Graham began his political career in the early ’90s after serving as a city and county attorney in South Carolina. He was elected to the House in 1994. He also served in the U.S. Air Force as a prosecutor and defense attorney.
His early life was marked by the deaths of his mother and father within 15 months of each other when he was an undergraduate; his father died of a heart attack, his mother from cancer. Graham helped raise his then 13-year-old sister, Darline, and later adopted her.
Graham briefly ran for the Republican nomination for president in 2015, arguing the GOP needed to tell Trump, his then-rival, to “go to hell” after Trump proposed a ban of Muslims coming to the U.S. During the 2016 GOP primary, Graham was one of Trump’s fiercest Republican objectors, calling him “the most flawed nominee in the history of the Republican Party” and warning that nominating Trump would doom the party and in the general election refused to vote for him.

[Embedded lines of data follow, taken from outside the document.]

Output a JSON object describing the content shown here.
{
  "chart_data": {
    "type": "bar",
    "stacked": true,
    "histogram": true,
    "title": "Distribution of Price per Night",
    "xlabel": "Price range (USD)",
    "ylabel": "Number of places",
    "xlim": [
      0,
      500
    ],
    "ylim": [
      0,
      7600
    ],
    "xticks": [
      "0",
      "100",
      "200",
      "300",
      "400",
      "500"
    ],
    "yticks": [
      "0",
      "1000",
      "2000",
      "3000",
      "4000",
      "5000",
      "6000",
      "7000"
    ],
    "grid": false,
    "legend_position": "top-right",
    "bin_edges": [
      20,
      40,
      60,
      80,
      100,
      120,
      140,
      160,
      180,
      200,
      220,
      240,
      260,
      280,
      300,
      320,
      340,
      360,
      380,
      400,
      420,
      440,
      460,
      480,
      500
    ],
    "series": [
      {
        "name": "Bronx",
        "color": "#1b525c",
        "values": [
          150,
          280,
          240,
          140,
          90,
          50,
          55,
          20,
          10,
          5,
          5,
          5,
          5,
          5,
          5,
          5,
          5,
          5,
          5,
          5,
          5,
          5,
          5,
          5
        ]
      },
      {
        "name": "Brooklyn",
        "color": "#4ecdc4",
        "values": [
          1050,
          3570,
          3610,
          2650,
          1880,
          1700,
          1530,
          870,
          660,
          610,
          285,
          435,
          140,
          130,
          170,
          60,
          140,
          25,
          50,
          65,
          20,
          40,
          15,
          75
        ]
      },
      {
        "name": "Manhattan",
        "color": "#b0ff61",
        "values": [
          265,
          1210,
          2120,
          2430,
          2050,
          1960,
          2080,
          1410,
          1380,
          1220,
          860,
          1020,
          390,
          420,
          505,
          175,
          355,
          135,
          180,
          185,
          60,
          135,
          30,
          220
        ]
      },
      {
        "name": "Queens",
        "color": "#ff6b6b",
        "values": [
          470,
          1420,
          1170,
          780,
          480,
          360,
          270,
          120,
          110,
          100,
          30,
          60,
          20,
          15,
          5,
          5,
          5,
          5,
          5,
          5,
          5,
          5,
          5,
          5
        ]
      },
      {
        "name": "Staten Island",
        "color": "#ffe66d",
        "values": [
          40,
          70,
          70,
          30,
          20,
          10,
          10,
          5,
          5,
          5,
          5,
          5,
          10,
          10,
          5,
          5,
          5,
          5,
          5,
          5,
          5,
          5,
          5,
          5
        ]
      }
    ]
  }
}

That changed after a March 2017 meeting with the newly inagurated president. By Trump’s second term, Graham became one of Trump’s most trusted voices in the Senate, calling himself at one point the president’s “North Star.”
Trump praised Graham on Truth Social after news of his death broke, and said details on funeral arrangments would follow.
“Senator Lindsey Graham, one of the greatest people and Senators I have ever known, is dead!” Trump said. “He was always working, was a true American Patriot. Lindsey will be greatly missed!!!”